New Scientist Live 2018: How it Works speaks with Valerie Jamieson
For the third consecutive year, the New Scientist Live is set to see thousands of people flock to the ExCel London to experience immersive exhibitions and hands-on experiences of the latest ideas in science and technology. The show features five engaging zones; Humans, Engineering, Technology, Earth, and Cosmos, hosting some of the biggest speakers in the science, technology, engineering, and maths, including Tim Peake, Jim Al-Khalili, and Hannah Fry.
The four-day event will some of humanity’s biggest questions such as what should we do about plastic, how are humans shaping the planet, and can batteries transport us into a greener future? Curious minds are invited to see the wonders of the night sky under a planetarium, make your own Paleo stone tools, and get up close and personal with some incredible invertebrates.
We spoke to Valerie Jamieson, creative director at New Scientist, about this year’s event.
Hi Valerie. It’s only a few days now until the start of New Scientist Live 2018. Do you have any particular highlights that you are looking forward to at New Scientist Live 2018?
With 120 talks across six stages and more than 100 exhibits, it’s hard to choose a favourite… I’m personally looking forward to hosting a discussion with astronaut Tim Peake, jungle explorer Will Millard and Antarctic adventurer Nics Wetherill. All three of them have been to extraordinary places and to hear them compare and contrast their experiences on stage is going to be fascinating and inspirational. I’ve spoken to all of them already and they have fantastic stories to tell. And I can’t wait to learn about the science of slime, mix up my own goo and test its properties in a series of Olympic-style events: the slime drop, two-way and four-way stretch, slime acrobatics and slime maze.
What have been your highlights over the last couple of years of NSL?
This is only our third year! Last year we had a live link-up with the International Space Station. It was a very special experience being able to ask astronaut Paolo Nespoli questions as he floated around in microgravity. Sadly we weren’t able to set up the link this year due to what NASA calls operational issues. I think that’s worked out for the best. Astronauts have just discovered a leak on board the space station and we would have had to cancel our link-up at the eleventh hour – not what you want as an organiser.
Could you tell us about the importance of New Scientist Live and what it seeks to give attendees?
We can give everyone who is curious about science a mind-blowing experience they’ll be talking about for years to come.
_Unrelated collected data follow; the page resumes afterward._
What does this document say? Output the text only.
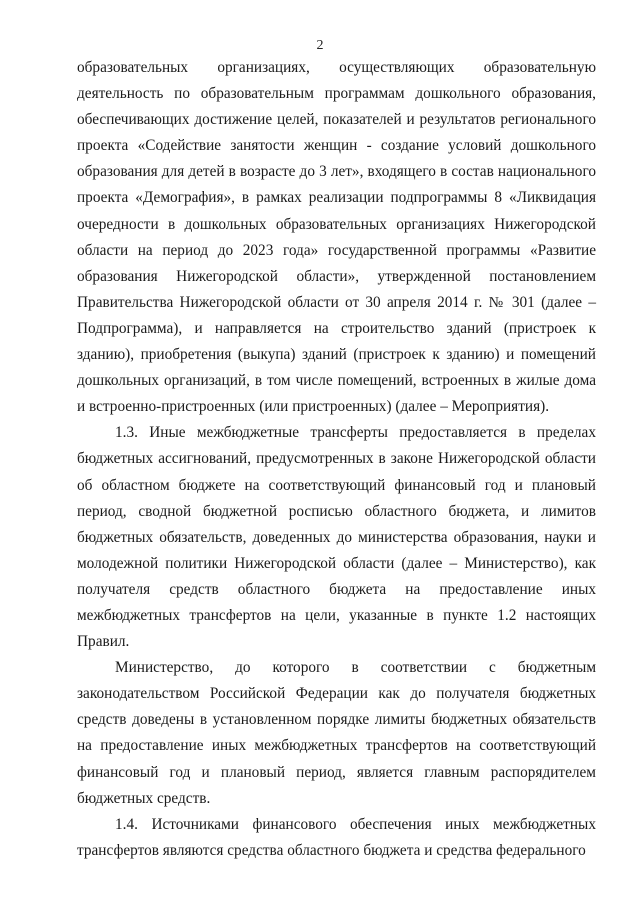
2

образовательных организациях, осуществляющих образовательную деятельность по образовательным программам дошкольного образования, обеспечивающих достижение целей, показателей и результатов регионального проекта «Содействие занятости женщин - создание условий дошкольного образования для детей в возрасте до 3 лет», входящего в состав национального проекта «Демография», в рамках реализации подпрограммы 8 «Ликвидация очередности в дошкольных образовательных организациях Нижегородской области на период до 2023 года» государственной программы «Развитие образования Нижегородской области», утвержденной постановлением Правительства Нижегородской области от 30 апреля 2014 г. № 301 (далее – Подпрограмма), и направляется на строительство зданий (пристроек к зданию), приобретения (выкупа) зданий (пристроек к зданию) и помещений дошкольных организаций, в том числе помещений, встроенных в жилые дома и встроенно-пристроенных (или пристроенных) (далее – Мероприятия).

1.3. Иные межбюджетные трансферты предоставляется в пределах бюджетных ассигнований, предусмотренных в законе Нижегородской области об областном бюджете на соответствующий финансовый год и плановый период, сводной бюджетной росписью областного бюджета, и лимитов бюджетных обязательств, доведенных до министерства образования, науки и молодежной политики Нижегородской области (далее – Министерство), как получателя средств областного бюджета на предоставление иных межбюджетных трансфертов на цели, указанные в пункте 1.2 настоящих Правил.

Министерство, до которого в соответствии с бюджетным законодательством Российской Федерации как до получателя бюджетных средств доведены в установленном порядке лимиты бюджетных обязательств на предоставление иных межбюджетных трансфертов на соответствующий финансовый год и плановый период, является главным распорядителем бюджетных средств.

1.4. Источниками финансового обеспечения иных межбюджетных трансфертов являются средства областного бюджета и средства федерального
When we launched New Scientist Live in 2016, we thought visitors would come for a couple of hours. What we find is that they typically stay for six and a half hours; the show is only open for seven hours each day.
Could you tell us a little bit about the logistics of organizing such a massive event?
It takes a year to organise. We’re already thinking about 2019’s show. The best thing about New Scientist Live is also its biggest challenge. Our visitors come from all walks of life and they’re all ages from 18 months to 80 years old, what unites them is their curiosity about the world. Some of the sponsors we approach want to target very specific groups. New Scientist Live is far, far bigger than that. Last year more than 30,000 people came.
Are there any speakers that haven’t yet been part of NSL but you hope to see at a future event?
So many … David Attenborough, gene-editing pioneer Jennifer Doudna, SETI-pioneer Jill Tarter, robotics enthusiast Simone Giertz, Brian Cox, Melinda Gates… We have no shortage of ambitions. I invited Elon Musk to bring his Space X drone ship with a Falcon rocket on it up the Thames and dock at ExCeL. With all his controversies, perhaps it’s best his team declined this year.
New Scientist Live is known as the world’s best science festival – what makes it stand out?
It’s the mix of talks and exhibits and the fact that they’re all under one roof. This gives the show an incredible energy that’s quite unlike anything else.